We will also improve the reset procedure of the environment.
At the beginning of each episode, the environment is reset.
In the code as provided above, the pendulum is reset to the downward position with zero velocity each episode.
However, the initial state distribution can have a significant influence on the learning speed.
If we sample the $x_0 = \begin{bmatrix} \pi \\ 0 \end{bmatrix}$ initial state every time, it will take many timesteps for the agent to obtain experience for $-\frac{\pi}{2} < \theta < \frac{\pi}{2}$.
Namely, in the beginning the policy will be random and it is unlikely that acting randomly will result in the pendulum gaining enough momentum to move upwards.
This is problematic, since the agent will obtain the highest rewards when the pendulum is pointed upwards.

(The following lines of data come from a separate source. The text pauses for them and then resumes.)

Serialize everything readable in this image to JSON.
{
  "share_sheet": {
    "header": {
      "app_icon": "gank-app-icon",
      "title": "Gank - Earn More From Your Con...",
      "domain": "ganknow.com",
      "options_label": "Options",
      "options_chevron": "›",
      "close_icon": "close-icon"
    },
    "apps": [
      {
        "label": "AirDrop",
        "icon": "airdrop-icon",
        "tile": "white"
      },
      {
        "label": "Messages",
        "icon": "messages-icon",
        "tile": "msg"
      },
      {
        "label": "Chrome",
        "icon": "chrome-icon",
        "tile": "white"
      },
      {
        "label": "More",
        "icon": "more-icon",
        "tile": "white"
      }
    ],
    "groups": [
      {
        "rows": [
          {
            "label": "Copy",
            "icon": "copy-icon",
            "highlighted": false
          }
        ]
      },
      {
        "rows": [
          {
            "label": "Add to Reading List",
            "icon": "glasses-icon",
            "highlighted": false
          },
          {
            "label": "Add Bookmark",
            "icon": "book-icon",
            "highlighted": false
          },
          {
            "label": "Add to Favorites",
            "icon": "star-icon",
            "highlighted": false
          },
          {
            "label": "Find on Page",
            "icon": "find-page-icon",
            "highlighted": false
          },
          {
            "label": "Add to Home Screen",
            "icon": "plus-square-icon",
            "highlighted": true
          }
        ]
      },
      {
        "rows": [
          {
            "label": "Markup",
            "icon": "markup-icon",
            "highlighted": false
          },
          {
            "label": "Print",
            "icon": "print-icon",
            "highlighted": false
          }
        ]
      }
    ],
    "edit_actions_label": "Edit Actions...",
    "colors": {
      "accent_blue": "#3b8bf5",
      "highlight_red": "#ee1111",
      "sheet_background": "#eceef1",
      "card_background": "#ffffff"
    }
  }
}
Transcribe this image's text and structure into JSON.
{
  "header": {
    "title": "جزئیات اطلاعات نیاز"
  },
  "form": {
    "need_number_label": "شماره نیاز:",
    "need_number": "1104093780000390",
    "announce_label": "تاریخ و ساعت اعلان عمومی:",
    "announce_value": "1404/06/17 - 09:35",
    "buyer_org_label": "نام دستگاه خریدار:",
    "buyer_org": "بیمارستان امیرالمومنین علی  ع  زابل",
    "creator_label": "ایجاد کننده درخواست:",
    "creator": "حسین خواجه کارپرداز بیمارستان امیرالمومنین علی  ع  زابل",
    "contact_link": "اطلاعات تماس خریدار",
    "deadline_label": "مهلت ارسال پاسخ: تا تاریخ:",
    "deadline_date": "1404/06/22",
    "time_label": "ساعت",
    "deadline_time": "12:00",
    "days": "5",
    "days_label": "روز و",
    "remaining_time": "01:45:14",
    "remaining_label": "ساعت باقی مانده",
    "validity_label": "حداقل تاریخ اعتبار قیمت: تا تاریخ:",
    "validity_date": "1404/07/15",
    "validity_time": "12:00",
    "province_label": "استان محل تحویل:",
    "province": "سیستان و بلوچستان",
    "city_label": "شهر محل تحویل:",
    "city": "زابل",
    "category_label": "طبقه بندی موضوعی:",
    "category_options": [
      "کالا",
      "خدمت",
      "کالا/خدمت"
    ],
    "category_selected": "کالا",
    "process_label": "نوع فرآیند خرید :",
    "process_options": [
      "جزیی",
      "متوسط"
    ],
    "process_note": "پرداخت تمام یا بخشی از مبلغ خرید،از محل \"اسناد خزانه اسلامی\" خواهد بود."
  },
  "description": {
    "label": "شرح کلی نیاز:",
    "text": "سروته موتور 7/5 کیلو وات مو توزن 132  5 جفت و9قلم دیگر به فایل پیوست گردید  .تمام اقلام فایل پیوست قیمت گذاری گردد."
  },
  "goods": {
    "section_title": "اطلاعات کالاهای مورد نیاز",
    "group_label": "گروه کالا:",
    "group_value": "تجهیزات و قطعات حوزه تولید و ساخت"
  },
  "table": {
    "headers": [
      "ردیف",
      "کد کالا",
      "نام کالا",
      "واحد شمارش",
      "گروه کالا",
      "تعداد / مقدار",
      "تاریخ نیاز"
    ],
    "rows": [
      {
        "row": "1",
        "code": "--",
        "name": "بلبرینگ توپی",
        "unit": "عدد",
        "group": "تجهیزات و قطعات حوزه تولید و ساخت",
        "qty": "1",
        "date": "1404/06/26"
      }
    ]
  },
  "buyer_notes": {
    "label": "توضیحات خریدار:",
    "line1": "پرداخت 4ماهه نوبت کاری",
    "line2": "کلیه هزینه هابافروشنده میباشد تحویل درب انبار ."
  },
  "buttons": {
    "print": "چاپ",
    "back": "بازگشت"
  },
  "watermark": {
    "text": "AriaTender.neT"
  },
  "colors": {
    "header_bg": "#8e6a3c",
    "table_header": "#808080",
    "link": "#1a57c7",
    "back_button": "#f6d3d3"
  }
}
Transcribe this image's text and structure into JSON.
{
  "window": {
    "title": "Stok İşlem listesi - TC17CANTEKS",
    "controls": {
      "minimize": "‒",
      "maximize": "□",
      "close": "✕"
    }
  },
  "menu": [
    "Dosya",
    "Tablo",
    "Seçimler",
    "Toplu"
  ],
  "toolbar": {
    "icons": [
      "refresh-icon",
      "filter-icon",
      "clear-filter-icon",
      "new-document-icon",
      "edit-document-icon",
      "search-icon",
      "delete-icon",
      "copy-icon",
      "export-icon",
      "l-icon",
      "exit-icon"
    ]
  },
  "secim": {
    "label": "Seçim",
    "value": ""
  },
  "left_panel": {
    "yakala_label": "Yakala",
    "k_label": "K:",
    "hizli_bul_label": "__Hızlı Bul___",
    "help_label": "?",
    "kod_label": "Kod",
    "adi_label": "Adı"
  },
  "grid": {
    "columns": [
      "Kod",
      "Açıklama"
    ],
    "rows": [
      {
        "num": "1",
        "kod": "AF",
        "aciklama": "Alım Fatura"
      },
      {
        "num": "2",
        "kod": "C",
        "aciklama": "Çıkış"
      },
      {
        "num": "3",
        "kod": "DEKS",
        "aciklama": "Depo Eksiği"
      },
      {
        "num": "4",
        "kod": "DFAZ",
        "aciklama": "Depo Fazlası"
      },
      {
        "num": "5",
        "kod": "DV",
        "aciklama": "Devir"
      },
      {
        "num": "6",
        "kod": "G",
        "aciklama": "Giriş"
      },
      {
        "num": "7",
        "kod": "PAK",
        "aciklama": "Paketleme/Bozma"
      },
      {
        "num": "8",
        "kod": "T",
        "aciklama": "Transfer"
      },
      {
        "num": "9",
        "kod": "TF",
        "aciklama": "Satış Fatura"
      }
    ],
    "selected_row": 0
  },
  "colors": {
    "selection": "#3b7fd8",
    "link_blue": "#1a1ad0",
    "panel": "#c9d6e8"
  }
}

If the agent does not explore enough (see [the exploration-exploitation trade-off](http://www.incompleteideas.net/book/2/node2.html)), the agent will not know that it can obtain the highest rewards by swinging the pendulum upward.
Therefore, we will update the `reset_fn`, such that we sample the initial state randomly, rather than sampling $x_0 = \begin{bmatrix} \pi \\ 0 \end{bmatrix}$ everytime.
We also need to make sure that the aforementioned *model_parameters* state that is reset to perform domain randomization.

### Add your code to the following blocks: 

2.1 Add the state *model_parameters* to the list of states of the pendulum  
2.2 Update the reset function, such that the *model_state* and *model_parameters* states are reset to random values at the beginning of each episode.